Leaders from Forsyth County Schools and the community gathered at Alliance Academy for Innovation on Friday, Feb. 24, to welcome U.S. Representative Dr. Rich McCormick as he learned more about the district and toured the school.
The day started in Alliance’s media center where Superintendent Dr. Jeff Bearden thanked McCormick and several other community leaders in attendance, such as Board of Education members Lindsey Adams and Mike Valdes, Solicitor-General Will Finch, Commissioner Laura Semanson, Sheriff Ron Freeman and Chamber of Commerce President James McCoy.
“It’s an honor to be here this morning to welcome our new congressman, Rich McCormick,” Bearden told the crowd.
Before introducing district leaders and students to speak more about specific programs available at its schools, Bearden listed a few “points of pride” he wanted to share with the congressman.
That included the district’s standing as the fifth largest school system in the state with more than 54,500 students.
“To put that in some perspective, if you’ve ever been to Truist Park to watch an Atlanta Braves game, that stadium holds about 42,000 people,” Bearden said. “You could not fit all of the students in Forsyth County Schools into Truist Park.”
He also lauded the system for consistently earning the highest SAT, ACT and Milestones scores among large districts in the state and for recording a graduation rate of over 96% for the past three years.
And with the introduction of the new five-year strategic plan, the district is now focusing on making sure its students are “safe, connected and thriving.” Bearden explained the best way to do that is by building relationships and giving students more opportunities to connect.
“Congressman McCormick, we look forward to partnering with you,” Bearden said. “Your visit here today is very telling to me. It’s obvious you want to work with our school system and our community to provide the resources and support our students need to be successful. I appreciate that. Thank you so much for your visit today, your service to our community, our state and our nation.”
Bearden then introduced Dr. Valery Lowe and Brandi Cannizzaro, the director and assistant director of college and career development, respectively, to speak to McCormick more about the career pathways offered at Alliance and the district’s other high and middle schools.
To see the full impact of what those career pathways can do for students, though, they invited kids in some of these pathways to share their own experiences with McCormick and the crowd.
Chief Warrant Officer CK Villarouel, senior Marine instructor at North Forsyth High School, introduced some of his cadets in the JROTC program to each talk about what the program means to them and how it has shaped their lives.
Cheyene Hencely said her confidence has skyrocketed since she first joined the program nearly four years ago, and it helped her realize she should take part in other opportunities even outside of JROTC.
“I started just doing drill team my freshman year, and then I decided I really love ROTC,” Hencely said. “I loved that it was helping me become a leader.”
After high school, she plans to commission as an officer in the Marine Corps.
Lambert High School Principal Gary Davison then invited the school’s iGEM team to present their project, CADlock, that won them the 2022 Grand Jamboree annual international competition held in Paris, France.
For the project, the Lambert team created a blood-based test for the early detection of coronary artery disease. The screening test uses three unregulated miRNA biomarkers to find the presence of the disease, a much less costly and invasive procedure compared to current detection methods.
“iGEM is an opportunity for the students to participate in hands-on scientific research that makes a difference in the world,” program sponsor Janet Standeven said.
She told the crowd the iGEM team, taking part in collegiate competitions in synthetic biology, has been at Lambert for 10 years, and it is one of only eight in the U.S.
“This doesn’t happen in every high school, but it should,” Standeven said. “These opportunities change lives.”

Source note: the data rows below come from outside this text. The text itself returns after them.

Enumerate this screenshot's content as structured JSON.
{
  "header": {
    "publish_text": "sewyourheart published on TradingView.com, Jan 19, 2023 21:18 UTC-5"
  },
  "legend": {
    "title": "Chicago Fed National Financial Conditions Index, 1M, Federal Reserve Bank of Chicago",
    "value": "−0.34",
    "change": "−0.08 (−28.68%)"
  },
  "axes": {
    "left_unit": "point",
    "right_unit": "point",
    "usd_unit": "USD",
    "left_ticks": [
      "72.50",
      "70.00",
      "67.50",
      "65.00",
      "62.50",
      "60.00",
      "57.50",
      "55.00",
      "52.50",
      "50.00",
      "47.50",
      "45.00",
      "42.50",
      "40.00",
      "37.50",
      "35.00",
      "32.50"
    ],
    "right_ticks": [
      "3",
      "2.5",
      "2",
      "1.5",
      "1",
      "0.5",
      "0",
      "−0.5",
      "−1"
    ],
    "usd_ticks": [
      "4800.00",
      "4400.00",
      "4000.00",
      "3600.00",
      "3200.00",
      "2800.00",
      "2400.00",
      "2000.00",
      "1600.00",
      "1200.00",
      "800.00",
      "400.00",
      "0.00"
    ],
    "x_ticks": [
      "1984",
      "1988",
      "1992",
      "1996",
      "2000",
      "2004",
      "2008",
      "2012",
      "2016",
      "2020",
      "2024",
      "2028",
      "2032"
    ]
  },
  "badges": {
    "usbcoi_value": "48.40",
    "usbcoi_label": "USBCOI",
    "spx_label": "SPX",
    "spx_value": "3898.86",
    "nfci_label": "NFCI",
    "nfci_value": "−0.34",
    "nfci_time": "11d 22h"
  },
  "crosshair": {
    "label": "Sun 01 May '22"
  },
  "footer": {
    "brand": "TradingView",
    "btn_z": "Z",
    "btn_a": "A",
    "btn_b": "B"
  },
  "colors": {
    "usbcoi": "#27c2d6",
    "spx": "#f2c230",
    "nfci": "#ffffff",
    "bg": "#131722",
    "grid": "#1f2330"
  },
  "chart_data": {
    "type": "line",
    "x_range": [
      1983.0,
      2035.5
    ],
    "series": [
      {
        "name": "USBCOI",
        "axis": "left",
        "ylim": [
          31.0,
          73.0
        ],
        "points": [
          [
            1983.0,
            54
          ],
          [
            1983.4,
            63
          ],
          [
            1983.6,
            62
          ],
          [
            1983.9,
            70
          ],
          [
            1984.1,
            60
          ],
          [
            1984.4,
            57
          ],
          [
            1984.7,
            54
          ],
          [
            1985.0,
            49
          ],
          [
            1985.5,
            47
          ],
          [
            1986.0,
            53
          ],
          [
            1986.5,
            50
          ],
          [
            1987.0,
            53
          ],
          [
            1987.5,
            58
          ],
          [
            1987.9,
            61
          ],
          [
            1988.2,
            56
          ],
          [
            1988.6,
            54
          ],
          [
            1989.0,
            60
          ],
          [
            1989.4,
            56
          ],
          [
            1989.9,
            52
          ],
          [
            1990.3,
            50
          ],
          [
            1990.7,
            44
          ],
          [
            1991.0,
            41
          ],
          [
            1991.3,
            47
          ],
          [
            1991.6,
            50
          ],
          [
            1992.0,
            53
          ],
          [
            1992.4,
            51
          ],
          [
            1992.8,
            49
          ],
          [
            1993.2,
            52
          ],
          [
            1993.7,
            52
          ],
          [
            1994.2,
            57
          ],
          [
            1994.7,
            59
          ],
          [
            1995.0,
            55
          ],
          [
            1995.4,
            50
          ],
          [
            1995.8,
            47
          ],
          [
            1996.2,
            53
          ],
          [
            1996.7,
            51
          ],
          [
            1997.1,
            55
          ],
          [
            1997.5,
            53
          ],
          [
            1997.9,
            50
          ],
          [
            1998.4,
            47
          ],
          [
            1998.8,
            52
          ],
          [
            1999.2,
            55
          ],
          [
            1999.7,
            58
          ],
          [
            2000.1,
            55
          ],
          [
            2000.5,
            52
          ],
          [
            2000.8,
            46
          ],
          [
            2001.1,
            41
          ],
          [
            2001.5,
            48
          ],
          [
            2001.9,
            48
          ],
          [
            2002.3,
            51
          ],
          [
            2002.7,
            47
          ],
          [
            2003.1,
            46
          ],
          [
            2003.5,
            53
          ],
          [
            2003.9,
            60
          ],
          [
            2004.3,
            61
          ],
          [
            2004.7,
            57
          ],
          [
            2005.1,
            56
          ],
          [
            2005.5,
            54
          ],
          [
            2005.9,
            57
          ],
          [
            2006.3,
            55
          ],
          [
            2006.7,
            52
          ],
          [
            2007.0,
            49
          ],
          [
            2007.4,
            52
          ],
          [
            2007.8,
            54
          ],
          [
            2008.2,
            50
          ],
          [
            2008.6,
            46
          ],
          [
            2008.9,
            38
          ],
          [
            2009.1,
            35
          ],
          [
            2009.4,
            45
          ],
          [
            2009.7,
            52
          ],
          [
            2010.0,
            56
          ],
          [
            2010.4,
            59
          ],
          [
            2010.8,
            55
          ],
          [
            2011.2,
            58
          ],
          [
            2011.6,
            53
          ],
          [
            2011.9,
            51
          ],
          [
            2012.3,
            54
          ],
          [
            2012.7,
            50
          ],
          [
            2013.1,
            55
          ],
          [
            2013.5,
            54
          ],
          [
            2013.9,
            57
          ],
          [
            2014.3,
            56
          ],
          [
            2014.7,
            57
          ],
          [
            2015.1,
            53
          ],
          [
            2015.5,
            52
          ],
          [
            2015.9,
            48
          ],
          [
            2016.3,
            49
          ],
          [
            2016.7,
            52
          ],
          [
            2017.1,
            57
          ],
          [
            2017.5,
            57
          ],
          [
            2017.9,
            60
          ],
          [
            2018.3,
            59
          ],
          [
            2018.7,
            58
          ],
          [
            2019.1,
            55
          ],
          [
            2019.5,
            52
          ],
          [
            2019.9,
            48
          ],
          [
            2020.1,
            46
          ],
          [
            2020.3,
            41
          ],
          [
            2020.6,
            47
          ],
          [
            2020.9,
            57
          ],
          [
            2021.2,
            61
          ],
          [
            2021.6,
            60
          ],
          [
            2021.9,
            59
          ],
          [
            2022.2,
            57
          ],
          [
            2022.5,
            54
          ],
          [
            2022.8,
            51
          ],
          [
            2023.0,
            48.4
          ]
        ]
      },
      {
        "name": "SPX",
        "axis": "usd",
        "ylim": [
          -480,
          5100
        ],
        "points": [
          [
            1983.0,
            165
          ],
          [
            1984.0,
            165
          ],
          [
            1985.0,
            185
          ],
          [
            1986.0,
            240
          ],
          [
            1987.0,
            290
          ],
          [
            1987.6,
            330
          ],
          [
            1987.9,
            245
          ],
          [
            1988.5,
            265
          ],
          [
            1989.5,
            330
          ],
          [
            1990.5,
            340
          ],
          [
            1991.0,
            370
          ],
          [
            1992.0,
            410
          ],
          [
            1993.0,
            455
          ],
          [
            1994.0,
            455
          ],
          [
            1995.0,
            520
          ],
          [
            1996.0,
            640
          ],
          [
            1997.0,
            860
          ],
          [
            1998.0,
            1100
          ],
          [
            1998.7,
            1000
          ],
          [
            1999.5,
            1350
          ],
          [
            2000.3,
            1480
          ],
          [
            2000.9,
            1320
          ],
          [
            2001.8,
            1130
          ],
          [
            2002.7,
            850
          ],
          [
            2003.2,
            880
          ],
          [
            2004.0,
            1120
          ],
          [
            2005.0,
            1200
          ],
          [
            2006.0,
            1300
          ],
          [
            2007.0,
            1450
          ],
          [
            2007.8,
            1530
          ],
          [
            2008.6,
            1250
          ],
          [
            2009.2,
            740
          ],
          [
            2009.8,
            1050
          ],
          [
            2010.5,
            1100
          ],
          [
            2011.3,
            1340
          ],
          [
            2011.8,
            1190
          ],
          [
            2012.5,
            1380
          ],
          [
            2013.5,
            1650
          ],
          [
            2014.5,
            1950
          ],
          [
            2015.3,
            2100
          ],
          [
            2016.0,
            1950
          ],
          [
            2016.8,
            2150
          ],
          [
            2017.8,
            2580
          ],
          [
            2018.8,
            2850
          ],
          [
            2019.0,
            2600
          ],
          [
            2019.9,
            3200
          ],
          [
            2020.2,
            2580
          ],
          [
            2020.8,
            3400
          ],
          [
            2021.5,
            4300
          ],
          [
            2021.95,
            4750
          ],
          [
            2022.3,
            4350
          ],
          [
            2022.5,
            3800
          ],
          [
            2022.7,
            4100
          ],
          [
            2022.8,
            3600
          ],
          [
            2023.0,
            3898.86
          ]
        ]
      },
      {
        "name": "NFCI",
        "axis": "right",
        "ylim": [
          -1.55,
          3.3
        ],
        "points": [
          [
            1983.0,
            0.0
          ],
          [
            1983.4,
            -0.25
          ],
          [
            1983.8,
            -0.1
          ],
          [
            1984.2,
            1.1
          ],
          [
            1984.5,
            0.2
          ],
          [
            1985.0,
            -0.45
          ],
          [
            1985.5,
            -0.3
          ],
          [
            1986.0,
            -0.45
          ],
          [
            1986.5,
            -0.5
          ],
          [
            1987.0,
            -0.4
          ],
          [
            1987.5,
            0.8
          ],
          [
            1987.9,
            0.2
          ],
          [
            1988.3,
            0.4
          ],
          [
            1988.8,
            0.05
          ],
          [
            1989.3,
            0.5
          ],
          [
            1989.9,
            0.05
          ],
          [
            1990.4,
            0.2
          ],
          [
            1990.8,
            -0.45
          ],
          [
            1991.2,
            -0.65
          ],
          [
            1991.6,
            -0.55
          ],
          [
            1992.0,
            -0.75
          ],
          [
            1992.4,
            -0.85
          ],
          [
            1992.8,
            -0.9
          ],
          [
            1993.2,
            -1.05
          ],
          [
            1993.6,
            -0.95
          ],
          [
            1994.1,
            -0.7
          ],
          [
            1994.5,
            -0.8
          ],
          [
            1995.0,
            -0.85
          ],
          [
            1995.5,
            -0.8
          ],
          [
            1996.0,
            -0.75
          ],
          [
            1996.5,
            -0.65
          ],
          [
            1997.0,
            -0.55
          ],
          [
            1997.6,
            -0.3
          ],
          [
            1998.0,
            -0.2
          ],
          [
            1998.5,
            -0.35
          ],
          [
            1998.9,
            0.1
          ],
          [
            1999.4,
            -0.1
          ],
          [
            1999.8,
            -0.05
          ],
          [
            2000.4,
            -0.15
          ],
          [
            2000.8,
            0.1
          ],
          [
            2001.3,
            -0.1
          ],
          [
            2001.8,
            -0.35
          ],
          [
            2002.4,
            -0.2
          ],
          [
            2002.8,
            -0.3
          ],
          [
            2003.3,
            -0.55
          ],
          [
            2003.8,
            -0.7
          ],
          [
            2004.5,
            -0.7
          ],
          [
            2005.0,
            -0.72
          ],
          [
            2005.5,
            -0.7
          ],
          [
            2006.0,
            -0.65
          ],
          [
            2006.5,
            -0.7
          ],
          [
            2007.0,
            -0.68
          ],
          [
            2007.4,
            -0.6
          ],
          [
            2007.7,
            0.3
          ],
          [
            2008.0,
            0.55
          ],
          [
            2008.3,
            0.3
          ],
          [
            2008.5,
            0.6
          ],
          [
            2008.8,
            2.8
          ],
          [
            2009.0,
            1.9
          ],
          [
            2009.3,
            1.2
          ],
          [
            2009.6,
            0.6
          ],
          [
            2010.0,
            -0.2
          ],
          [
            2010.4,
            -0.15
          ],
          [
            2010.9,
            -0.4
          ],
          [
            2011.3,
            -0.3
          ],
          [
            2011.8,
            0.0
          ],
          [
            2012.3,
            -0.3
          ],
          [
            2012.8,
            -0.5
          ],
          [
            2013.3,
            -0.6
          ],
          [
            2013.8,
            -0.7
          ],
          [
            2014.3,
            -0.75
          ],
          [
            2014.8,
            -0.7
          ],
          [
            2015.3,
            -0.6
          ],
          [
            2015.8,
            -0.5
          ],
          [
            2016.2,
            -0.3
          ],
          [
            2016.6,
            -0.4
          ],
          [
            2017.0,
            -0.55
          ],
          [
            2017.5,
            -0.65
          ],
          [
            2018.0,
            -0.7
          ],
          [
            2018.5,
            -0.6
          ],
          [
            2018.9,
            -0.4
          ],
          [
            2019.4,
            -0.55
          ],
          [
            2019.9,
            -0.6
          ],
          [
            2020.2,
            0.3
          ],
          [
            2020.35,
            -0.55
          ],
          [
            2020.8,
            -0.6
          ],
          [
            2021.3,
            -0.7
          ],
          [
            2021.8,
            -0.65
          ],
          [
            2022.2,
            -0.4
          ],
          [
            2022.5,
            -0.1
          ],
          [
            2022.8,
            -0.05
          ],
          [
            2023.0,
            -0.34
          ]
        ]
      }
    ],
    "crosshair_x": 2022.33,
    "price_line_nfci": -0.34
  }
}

When McCormick took to the podium, he said he was impressed with what each of the students and school leaders shared during the presentations. For him, academics didn’t come easily growing up, and he said it took him time to find out he wanted to pursue medicine, serving first in the Marine Corps.
Now with experience as a veteran, doctor and congressman, McCormick told the students they can find work doing whatever they love.
“Here in America, you can literally make money no matter what you do,” McCormick said. “The opportunities that exist here in America are unique, and it’s exciting to see that each and every one of you are going to be part of that fabric of America that makes it successful for the next generation.”
But to find success in whatever field they choose, McCormick told the students they need to build relationships with those around them.
“Nothing will trump the relationships in your life,” he said. “Be likable. Influence people. Change the world by your relationships.”
Before leaving, district and school leaders led McCormick on a tour of Alliance Academy, passing through classrooms where he was able to take a close look at what students in the school’s pathways are learning during the school day.
He visited with aerospace and drone technology students who showed him the collection of drones they work with as well as the airplane they plan to have built by the start of next school year.
Criminal justice, law and public administration students showed McCormick the school’s courtroom modeled after Forsyth County’s courtroom in downtown Cumming, and the congressman took a close look at the school’s ambulance where health care students learn how to work on patients.
To end the day, district leaders followed McCormick down the road to Forsyth Central High School where they led him on another tour and thanked him for his visit and interest in Forsyth County Schools.